11. Suspension of Service and Acceleration
If any amount owing by You under this or any other agreement for Our services is 30 or more days overdue (or 10 or more days overdue in the case of amounts You have authorized Us to charge to Your credit card), We may, without limiting Our other rights and remedies, accelerate Your unpaid fee obligations under such agreements so that all such obligations become immediately due and payable, and suspend Our services to You until such amounts are paid in full.
12. Payment Disputes
We will not exercise Our rights of suspension of Service and Acceleration if You are disputing the applicable charges reasonably and in good faith and are cooperating diligently to resolve the dispute.
Our fees do not include any taxes, levies, duties or similar governmental assessments of any nature, including, for example, value-added, sales, use or withholding taxes, assessable by any jurisdiction whatsoever (collectively, “Taxes”). You are responsible for paying all Taxes associated with Your purchases hereunder.
14. Future Functionality
You agree that Your purchases are not contingent on the delivery of any future functionality or features, or dependent on any oral or written public comments made by Us regarding future functionality or features.
15. License to Use Feedback
You grant to Us and Our Affiliates a worldwide, perpetual, irrevocable, royalty-free license to use and incorporate into Our and/or Our Affiliates’ services any suggestion, enhancement request, recommendation, correction or other feedback provided by You or Users relating to the operation of Our or Our Affiliates’ services.
16. Term of Purchased Subscriptions
The term of each subscription shall be as specified in the applicable plan. Except as otherwise specified in any plan, subscriptions will automatically renew for additional periods equal to the expiring subscription term, unless either party gives the other notice of non-renewal at least 30 days before the end of the relevant subscription term.
A party may terminate this Agreement for cause (i) upon 30 days written notice to the other party of a material breach if such breach remains uncured at the expiration of such period, or (ii) if the other party becomes the subject of a petition in bankruptcy or any other proceeding relating to insolvency, receivership, liquidation or assignment for the benefit of creditors.

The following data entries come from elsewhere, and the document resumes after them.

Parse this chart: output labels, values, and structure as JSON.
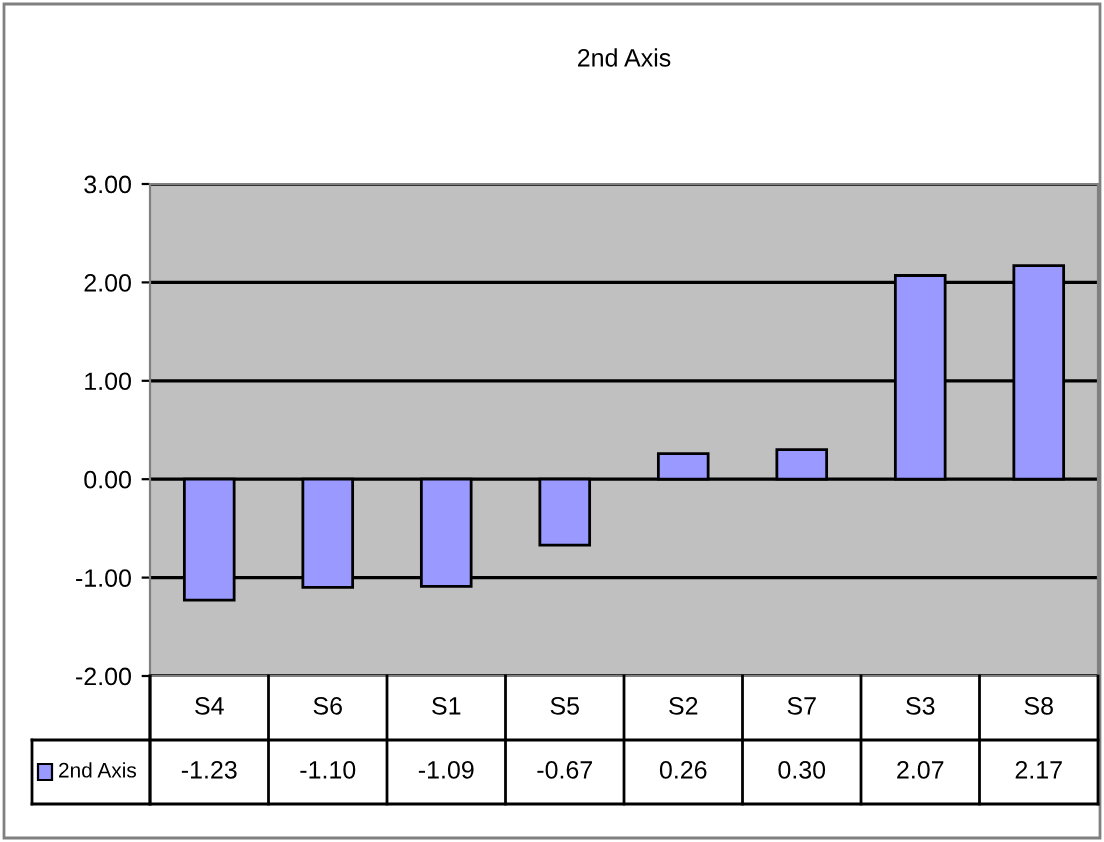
{
  "chart_data": {
    "type": "bar",
    "title": "2nd Axis",
    "categories": [
      "S4",
      "S6",
      "S1",
      "S5",
      "S2",
      "S7",
      "S3",
      "S8"
    ],
    "series": [
      {
        "name": "2nd Axis",
        "color": "#9999ff",
        "values": [
          -1.23,
          -1.1,
          -1.09,
          -0.67,
          0.26,
          0.3,
          2.07,
          2.17
        ],
        "value_labels": [
          "-1.23",
          "-1.10",
          "-1.09",
          "-0.67",
          "0.26",
          "0.30",
          "2.07",
          "2.17"
        ]
      }
    ],
    "ylim": [
      -2,
      3
    ],
    "yticks": [
      {
        "value": 3,
        "label": "3.00"
      },
      {
        "value": 2,
        "label": "2.00"
      },
      {
        "value": 1,
        "label": "1.00"
      },
      {
        "value": 0,
        "label": "0.00"
      },
      {
        "value": -1,
        "label": "-1.00"
      },
      {
        "value": -2,
        "label": "-2.00"
      }
    ],
    "grid": "y"
  }
}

18. Refund or Payment upon Termination
If this Agreement is terminated by either party with prior 30 days notice, We will refund You any prepaid fees covering the remainder of the plan after the effective date of termination. In no event will termination relieve You of Your obligation to pay any fees payable to Us for the period prior to the effective date of termination.
19. Data Portability and Deletion
Upon request by You made within 30 days after the effective date of termination or expiration of this Agreement, We will make Your Data available to You for export or download as provided in the Documentation. After such 30-day period, We will have no obligation to maintain or provide any Your Data, and as provided in the Documentation will thereafter delete or destroy all copies of Your Data in Our systems or otherwise in Our possession or control, unless legally prohibited.